Other Gameplay Issues
I had other minor issues with this experience. First, with the control. You do not have direct control over your army. This is a common trope in the god game genre. However, at times, being able to move your units a little forward/backward in a pinch would make the game better. Some of your units fire arrows/spears in a defined arch and when they attack, they tend to move back ever so slightly. If your commands have placed them too far forward, for example, it may take two to six attack commands to get them in the right place. The game has a tutorial for the simple things, but for the deeper systems, you are left on your own to discover their nuance. There isn’t a pause button in this game either. I presume that on the PSP, you could put the console to sleep in order to achieve a pause state, but a hard pause should have been added to the PS4 release.
Graphics and Sound: Good (with Problems)
This game is artistically impressive. All of the character art is incredibly fun and imaginative and although the animation is done at a deliberately low frame rate for consoles, it works really well. Outside of low frame animations, there are also some low quality background textures (like the Miracle sequence background, for example). The biggest graphical problem, however, may gravely hinder your experience. Like other rhythm games that have been remastered for the PS4, input lag may be a problem for you. This could easily have been remedied through an input lag calibration tool in the options menu, but this barebones remaster doesn’t have one of those. This omission may be the biggest barrier for some players. Some people may struggle keeping a chain of commands going, which will make the game frustrating over longer play sessions. Don’t even bother playing the game via PS4 Remote Play.
The music and the sound in the game were cute and fit the visual style of the game very well. However, the music and sound effects sounded compressed and the variety in music and sound effects were limited. This meant that these sounds could become quite grating after a few hours of play. The default sound mix also placed a lot more emphasis on the sound effects, but there are sliders to change the audio mix.
Final Thoughts on Patapon 2: Remastered
In its current form, I do not know if there is a way to play Patapon 2 Remastered in 2020 that makes it a very enjoyable experience for most players.
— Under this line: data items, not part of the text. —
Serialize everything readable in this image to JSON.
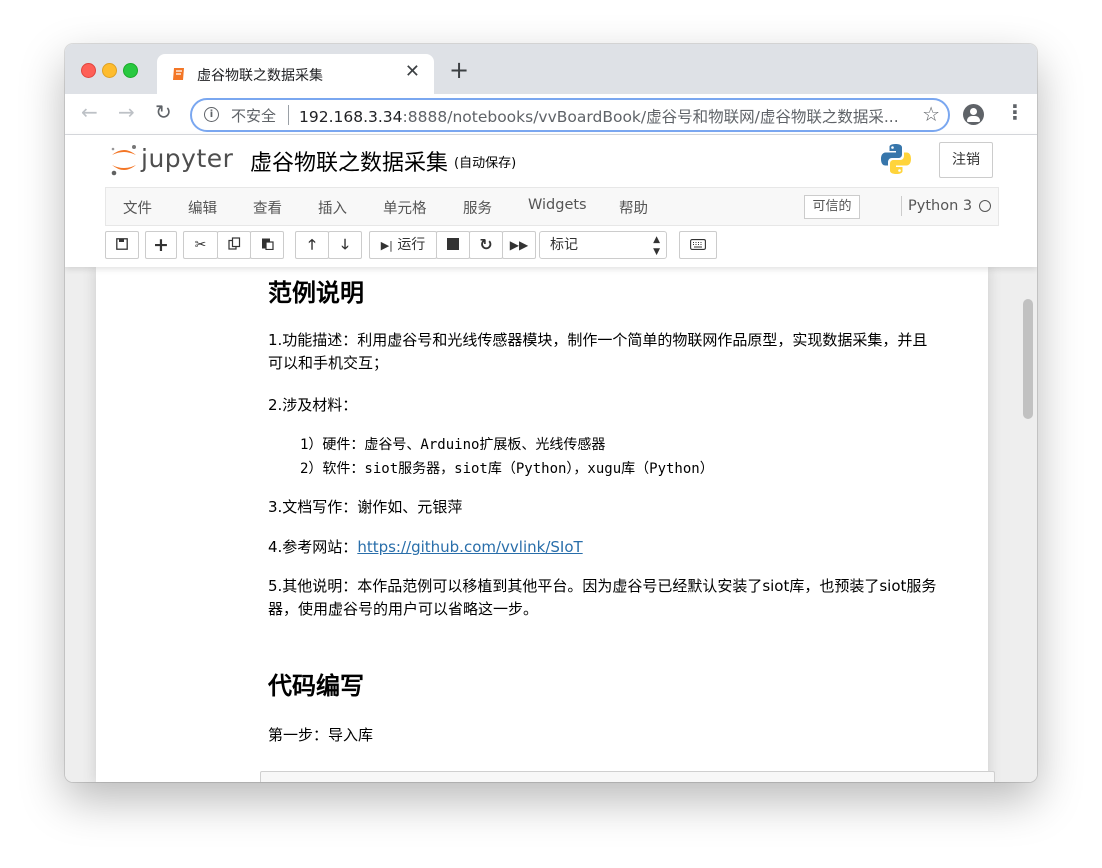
{
  "browser": {
    "tab_title": "虚谷物联之数据采集",
    "security_label": "不安全",
    "url_host": "192.168.3.34",
    "url_rest": ":8888/notebooks/vvBoardBook/虚谷号和物联网/虚谷物联之数据采..."
  },
  "jupyter": {
    "logo_text": "jupyter",
    "notebook_title": "虚谷物联之数据采集",
    "autosave": "(自动保存)",
    "logout_label": "注销",
    "menu": [
      "文件",
      "编辑",
      "查看",
      "插入",
      "单元格",
      "服务",
      "Widgets",
      "帮助"
    ],
    "trusted_label": "可信的",
    "kernel_name": "Python 3",
    "run_label": "运行",
    "cell_type": "标记"
  },
  "notebook": {
    "heading1": "范例说明",
    "p1_line1": "1.功能描述：利用虚谷号和光线传感器模块，制作一个简单的物联网作品原型，实现数据采集，并且",
    "p1_line2": "可以和手机交互；",
    "p2": "2.涉及材料：",
    "item1": "1）硬件：虚谷号、Arduino扩展板、光线传感器",
    "item2": "2）软件：siot服务器，siot库（Python），xugu库（Python）",
    "p3": "3.文档写作：谢作如、元银萍",
    "p4_label": "4.参考网站：",
    "p4_link": "https://github.com/vvlink/SIoT",
    "p5_line1": "5.其他说明：本作品范例可以移植到其他平台。因为虚谷号已经默认安装了siot库，也预装了siot服务",
    "p5_line2": "器，使用虚谷号的用户可以省略这一步。",
    "heading2": "代码编写",
    "step1": "第一步：导入库"
  }
}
The game requires complete focus to issue consistent button commands, so it cannot be played with half-attention or with the volume off. Your full attention will be bored for large swaths of game-time. If you can get over the rote core mechanic of pressing a small number of commands for three to ten minutes at time, there isn’t a really rewarding payoff because of the game’s casual end-goal. You may give up very quickly, however, due to the game’s input lag issue.
This game will not do anything to bring new people into the Patapon tent and may only appeal to game players that enjoy rhythm games packed with a lot of content. Patapon 2 Remastered does nothing to appeal to new players and is a really tough sell given its incredibly repetitive core gameplay loop.
Final Score: 7/10
Patapon 2 Remastered is a still a unique game in 2020, but the repetitive core gameplay and lack of a consistently rewarding experience makes it hard to recommend for anyone except Patapon devotees and/or hardcore rhythm game fans.
The review copy of this game was a digital code provided by the publisher.